O gnoma riu ao observar o garoto. Lucet agora estava com as bochecas coradas acompanhadas de um sorriso bobo que decorava seus lábios.
— Kaella, é a primeira vez que o garoto bebe?
— Ah! É verdade! — ela disse ao encostar sua palma em sua testa, suspirando — É a primeira vez que ele bebe! Com essa idade não deveria beber, mas como isso vai promover a regeneração celular e aumentar sua cura explosivamente por um período, permitirei, e também, com a ressaca que o atingirá na manhã seguinte, dúvido que ele irá querer beber novamente tão cedo.
— Assim que se fala alfae! — O gnoma gargalhou e tomou outro gole, cortanto uma larga fatia do pernil para si e abocanhando a carne — Então festejemos, pois amanhã trabalheremos sem cessar por um bom tempo — ele então cortou um pedaço da carne e estufou na boca do garoto — Coma garoto, coma muito, vai precisar!

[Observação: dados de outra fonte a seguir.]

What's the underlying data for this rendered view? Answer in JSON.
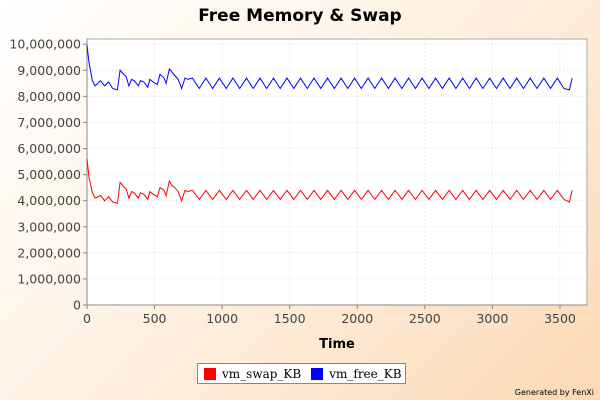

Lucet que a essa altura não conseguia sequer pensar direito, apenas bebeu e comeu sem questionar. A imensidão de sabores e aromas inundando seus sentidos enquanto ficava cada vez mais quente e, surpreendentemente, relaxado e confortável naquele pequeno banquete.
Por quase duas horas o trio comeu, riu e conversou. Lucet que havia se embebedado ficara ainda mais empolgado e até mesmo desafiou o gnoma para disputas de quedas de braço diversas vezes enquanto ria. Iogi aceitou aos risos, porém, o que ele não esperava é que o garoto iria posar um tremendo desafio para si, o que fez com que ele encarasse Kaella com uma cara que dizia.
“O que vocês maniacos por magia deram para esse garoto enquanto ele dormia?”
Para esse pensamento, a alfae apenas respondeu:
— Não fomos os únicos a dar benção e proteção para este garoto — ela disse, uma expressão curiosa em seu rosto — Os pais dele deixaram imensos presentes para ele, ainda que não saibamos e percebamos.